En cette troisième journée de festival, Anima présente Panique tous courts, une sélection de courts métrages de la série Panique au village des réalisateurs Stéphane Aubier et Vincent Patar, également connus pour leur film d’animation primé aux Magritte et aux Césars, Ernest et Célestine.

Stéphane Aubier évoque ses projets au micro de Stéphanie Coerten et nous fait l’honneur d’introduire la séance composée de quatre courts métrages, où deux inédits concourant dans la compétition nationale du festival (le Bruit du gris et la Rentrée des classes) se partagent l’écran avec les incontournables Laurent, le neveu de Cheval et Janine et Steven en vacances.

La recette de Panique au village : des décors en carton-pâte, les bien nommés Cow-Boy, Indien et Cheval, figurines en plastique dénichées dans les brocantes, des couleurs saturées et acidulées, des accents belges à couper au couteau, un zeste de comique de répétition et des gags visuels saupoudrés d’une bonne dose d’autodérision.

Le bruit du gris de Vincent Patar et Stéphane Aubier

Ouvrant la séance sur un sujet plus grave que les thématiques habituellement développées, le Bruit du gris, produit par Canal + suite aux attentats de Paris, est une ode à la liberté d’expression.

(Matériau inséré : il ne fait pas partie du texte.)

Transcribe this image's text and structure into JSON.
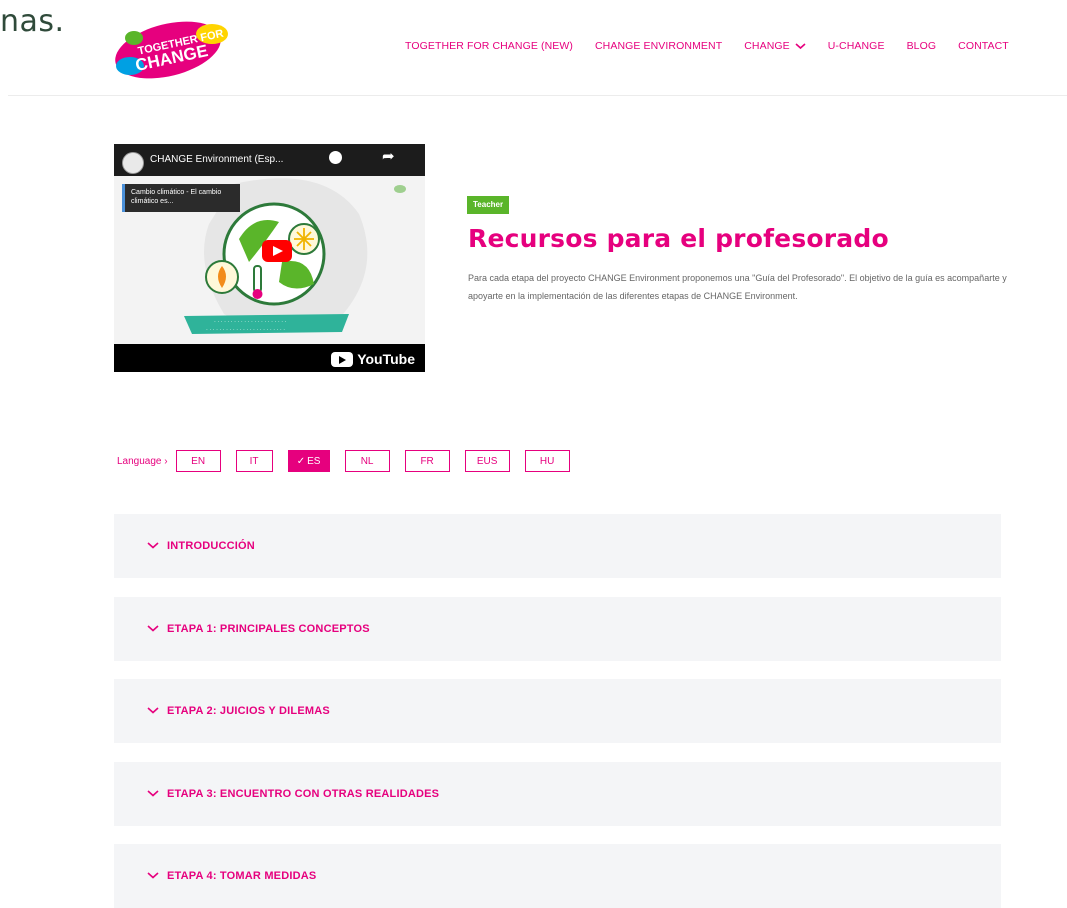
{
  "top_fragment": "nas.",
  "logo": {
    "text": "TOGETHER FOR CHANGE",
    "colors": [
      "#e6007e",
      "#ffd400",
      "#00a0e3",
      "#5ab52a"
    ]
  },
  "nav": {
    "items": [
      {
        "label": "TOGETHER FOR CHANGE (NEW)"
      },
      {
        "label": "CHANGE ENVIRONMENT"
      },
      {
        "label": "CHANGE",
        "has_dropdown": true
      },
      {
        "label": "U-CHANGE"
      },
      {
        "label": "BLOG"
      },
      {
        "label": "CONTACT"
      }
    ]
  },
  "video": {
    "title": "CHANGE Environment (Esp...",
    "card_text": "Cambio climático - El cambio climático es...",
    "youtube_label": "YouTube"
  },
  "tag": "Teacher",
  "page_title": "Recursos para el profesorado",
  "description": "Para cada etapa del proyecto CHANGE Environment proponemos una \"Guía del Profesorado\". El objetivo de la guía es acompañarte y apoyarte en la implementación de las diferentes etapas de CHANGE Environment.",
  "language": {
    "label": "Language ›",
    "options": [
      "EN",
      "IT",
      "ES",
      "NL",
      "FR",
      "EUS",
      "HU"
    ],
    "selected": "ES"
  },
  "accordion": [
    "INTRODUCCIÓN",
    "ETAPA 1: PRINCIPALES CONCEPTOS",
    "ETAPA 2: JUICIOS Y DILEMAS",
    "ETAPA 3: ENCUENTRO CON OTRAS REALIDADES",
    "ETAPA 4: TOMAR MEDIDAS"
  ],
  "colors": {
    "accent": "#e6007e",
    "tag": "#5ab52a",
    "panel": "#f4f5f7"
  }
}
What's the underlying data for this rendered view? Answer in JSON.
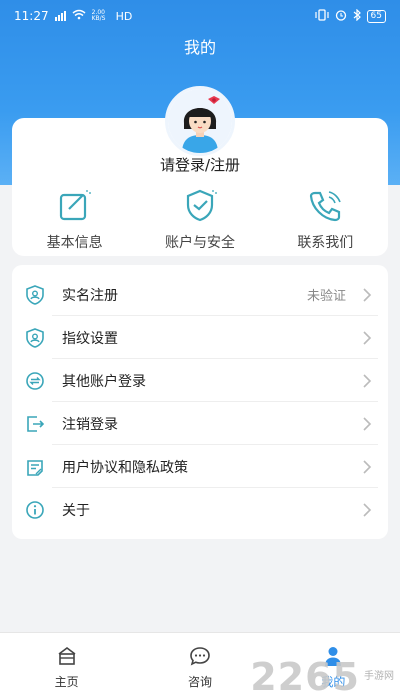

Aubier et Patar façonnent avec beaucoup d’humour et de poésie la puissance inébranlable de la créativité face à la violence aveugle. Sur l’écran, les protagonistes tout en naïveté se lancent dans une frénésie artistique et colorée à l’assaut d’une maison grise. Tout en justesse, le court métrage cicatrise les plaies et nous laisse sur un élan d’optimisme et de détermination.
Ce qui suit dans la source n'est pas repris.